Ognuno ovviamente vi dirà che il suo metodo si differenzia dagli altri perchè usa esercizi, schemi,
carichi diversi, fasi diverse e quant'altro.
TUTTI però saranno d'accordo nel dire che l'atleta dopo una seduta ad alti carichi con esercizi
tassanti avrà un bisogno vitale di una seduta leggera e qualitativa per riprendere il movimento,
l'attivazione e l'allungamento specifico o aspecifico che sia, da preferire invece ad uno stop totale
che lo porterebbe fuori condizione.

Nel momento in cui l'atleta sarà in procinto di recuperare dopo la seduta leggera, arriverà quindi una
seduta che lo farà lavorare più su carichi medi, dato che probabilmente non avrà recuperato del tutto
dalla 'tirata' del giorno pesante.

Quindi, qual'è il parametro chiave di lettura di queste suddivisioni?


LA FATICA.
Punto.
Semplice, conciso, banale.

Ma come tutte le cose banali, saranno tali se si comprende come funziona il corpo umano e non ci si
ostina a fare programmi che sul medio-lungo periodo ci cuociono se non siamo più principianti,
oppure risultano deallenanti in situazioni diametralmente opposte.
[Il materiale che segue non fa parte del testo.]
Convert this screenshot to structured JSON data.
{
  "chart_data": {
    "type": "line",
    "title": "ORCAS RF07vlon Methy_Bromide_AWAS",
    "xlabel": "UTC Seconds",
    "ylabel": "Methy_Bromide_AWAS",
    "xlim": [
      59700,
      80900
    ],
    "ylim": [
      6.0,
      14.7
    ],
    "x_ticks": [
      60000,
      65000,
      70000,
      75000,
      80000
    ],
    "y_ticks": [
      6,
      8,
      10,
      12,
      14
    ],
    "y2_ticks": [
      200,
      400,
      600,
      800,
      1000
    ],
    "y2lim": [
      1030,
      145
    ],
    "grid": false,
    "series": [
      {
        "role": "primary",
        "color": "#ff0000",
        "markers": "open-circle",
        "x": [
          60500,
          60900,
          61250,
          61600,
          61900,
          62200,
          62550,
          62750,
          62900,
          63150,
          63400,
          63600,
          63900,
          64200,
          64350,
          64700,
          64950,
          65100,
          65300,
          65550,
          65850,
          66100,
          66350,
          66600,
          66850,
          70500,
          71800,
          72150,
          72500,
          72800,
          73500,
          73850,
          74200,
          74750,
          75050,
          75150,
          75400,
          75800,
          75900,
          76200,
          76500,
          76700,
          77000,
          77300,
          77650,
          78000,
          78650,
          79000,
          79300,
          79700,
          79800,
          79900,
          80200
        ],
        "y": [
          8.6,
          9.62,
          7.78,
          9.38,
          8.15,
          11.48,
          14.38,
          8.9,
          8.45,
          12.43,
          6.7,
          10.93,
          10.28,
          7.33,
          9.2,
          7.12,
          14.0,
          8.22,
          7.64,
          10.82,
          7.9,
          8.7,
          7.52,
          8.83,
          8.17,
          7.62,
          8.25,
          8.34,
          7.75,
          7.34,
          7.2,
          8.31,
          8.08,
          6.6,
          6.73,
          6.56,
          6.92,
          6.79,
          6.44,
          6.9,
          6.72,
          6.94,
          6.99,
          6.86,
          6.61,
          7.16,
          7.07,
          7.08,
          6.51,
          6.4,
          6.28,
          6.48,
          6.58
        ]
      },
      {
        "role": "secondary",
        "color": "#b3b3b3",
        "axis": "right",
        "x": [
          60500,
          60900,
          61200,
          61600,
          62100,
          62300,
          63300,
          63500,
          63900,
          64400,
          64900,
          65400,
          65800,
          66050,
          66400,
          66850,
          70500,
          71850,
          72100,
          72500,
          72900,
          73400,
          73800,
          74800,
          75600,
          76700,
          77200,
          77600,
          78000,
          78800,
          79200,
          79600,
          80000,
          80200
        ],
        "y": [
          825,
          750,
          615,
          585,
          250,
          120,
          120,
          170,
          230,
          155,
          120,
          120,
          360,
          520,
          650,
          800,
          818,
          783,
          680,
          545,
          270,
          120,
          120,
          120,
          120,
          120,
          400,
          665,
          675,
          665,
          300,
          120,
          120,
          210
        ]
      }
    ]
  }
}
Ragionamento che serve a dire che alla fine il corpo umano quello è, e quello resta.

E questo nella realtà è vero a meno di aiuti esterni, situazioni di precarietà calorica o eccessivo
stress che potrebbero cambiare le carte in tavola, ma stiamo entrando nel campo più delle eccezioni
che della normalità statistica del powerlifter medio.

Ovviamente non è una critica verso nessuna delle scuole citate, ci mancherebbe!
Soprattutto perchè queste scuole di pensiero portano risultati, anche di rilievo internazionale e
quando i risultati parlano, c'è poco da criticare.

È uno spunto a far riflettere l'atleta o l'allenatore quando si trovano davanti un sacco di termini
diversi che sembrano volersi differenziare per forza dagli altri che già sono stati utilizzati, ma che
alla fine nella 'polpa' rimangono bene o male i soliti di sempre.